Irrigation ministers of Cairo, Addis Ababa, and Khartoum held a meeting on Sunday chaired by the foreign minister of South Africa, current African Union president, to discuss means of resuming negotiations.
“Sudan insisted on the assigning of AU experts to offer solutions to contentious issues … a proposal which Egypt and Ethiopia have reservations about,” Egypt’s foreign ministry said in a statement posted to social media.
The six-way meeting failed to achieve any progress due to disagreements over means of resuming negotiations, as well as the procedural aspects of managing the negotiation process, the statement explained.
Cairo and Addis Ababa insist on the three countries’ right to draft the texts and provisions of GERD’s filling and operation agreement, the statement noted, adding that the AU experts are not specialists in the technical and engineering fields related to the management of water resources and dam operations.
In its own statement on state news agency SUNA, Sudan said it objected to what it said was a Jan. 8 letter from Ethiopia to the AU stating that Ethiopia was determined to fill the reservoir for the second year in July with 13.5 million cubic meters of water, whether an agreement is reached or not.
“We cannot continue this vicious cycle of circular talks indefinitely,” Sudanese irrigation minister Yasir Abbas said in a statement.
He stressed that Khartoum was concerned the dam could overwhelm its nearby Roseires dam if an agreement is not reached that would allow the countries to share data.
On Saturday, Sudanese officials AU experts team held a meeting over GERD.
The meeting came in response to Sudan’s call for giving AU experts a greater role to facilitate the talks among the three countries to contribute to the preparation of a second document for the proposed memorandum of agreement they earlier received in previous meetings.
Parties thoroughly discussed the importance of setting up a clear reference framework for the role of the AU experts.
Khartoum also stressed the necessity that the AU plays a more effective leadership role than its role in the previous rounds of talks, highlighting the importance of reaching a binding agreement to discuss and end any potential dispute.
Sudan rejects dividing the agreement into first filling and then permanent operation and demands reaching a single, comprehensive agreement that addresses all GERD issues.

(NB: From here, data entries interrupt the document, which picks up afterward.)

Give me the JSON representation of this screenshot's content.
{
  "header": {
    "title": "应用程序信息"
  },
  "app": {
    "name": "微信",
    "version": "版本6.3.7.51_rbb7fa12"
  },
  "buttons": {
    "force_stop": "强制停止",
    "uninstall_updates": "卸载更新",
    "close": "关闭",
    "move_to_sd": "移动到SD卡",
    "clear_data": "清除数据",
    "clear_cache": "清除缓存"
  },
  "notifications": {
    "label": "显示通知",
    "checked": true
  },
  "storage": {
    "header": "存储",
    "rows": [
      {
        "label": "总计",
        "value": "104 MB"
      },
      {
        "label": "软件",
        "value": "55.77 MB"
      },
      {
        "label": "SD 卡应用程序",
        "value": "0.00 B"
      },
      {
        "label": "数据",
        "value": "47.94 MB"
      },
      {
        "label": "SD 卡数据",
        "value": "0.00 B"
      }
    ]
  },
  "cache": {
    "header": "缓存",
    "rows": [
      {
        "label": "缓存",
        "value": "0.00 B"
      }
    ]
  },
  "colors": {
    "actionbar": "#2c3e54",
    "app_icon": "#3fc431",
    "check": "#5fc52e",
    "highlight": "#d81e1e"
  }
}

South African Foreign Minister Naledi Pandor voiced her “regret that the talks reached a dead end.”
Pandor said she would refer the matter to South African President Cyril Ramaphosa, current chairperson of the African Union, for necessary measures.
The three countries have been engaged in strenuous negotiations for about 10 years to agree on mechanisms for operating and filling the dam, without yielding any results so far.
Egypt has called GERD an existential threat and worries that it will reduce the country’s share of Nile waters.
Ethiopia says the 145-meter tall dam will be an engine of development and is vital to meet the power needs of its population.
Sudan, in the middle, worries about the effects on its own dams, although it stands to benefit from access to cheap electricity.
The Blue Nile, which meets the White Nile in the Sudanese capital, provides the great majority of the combined Nile’s flow through northern Sudan and Egypt to the Mediterranean.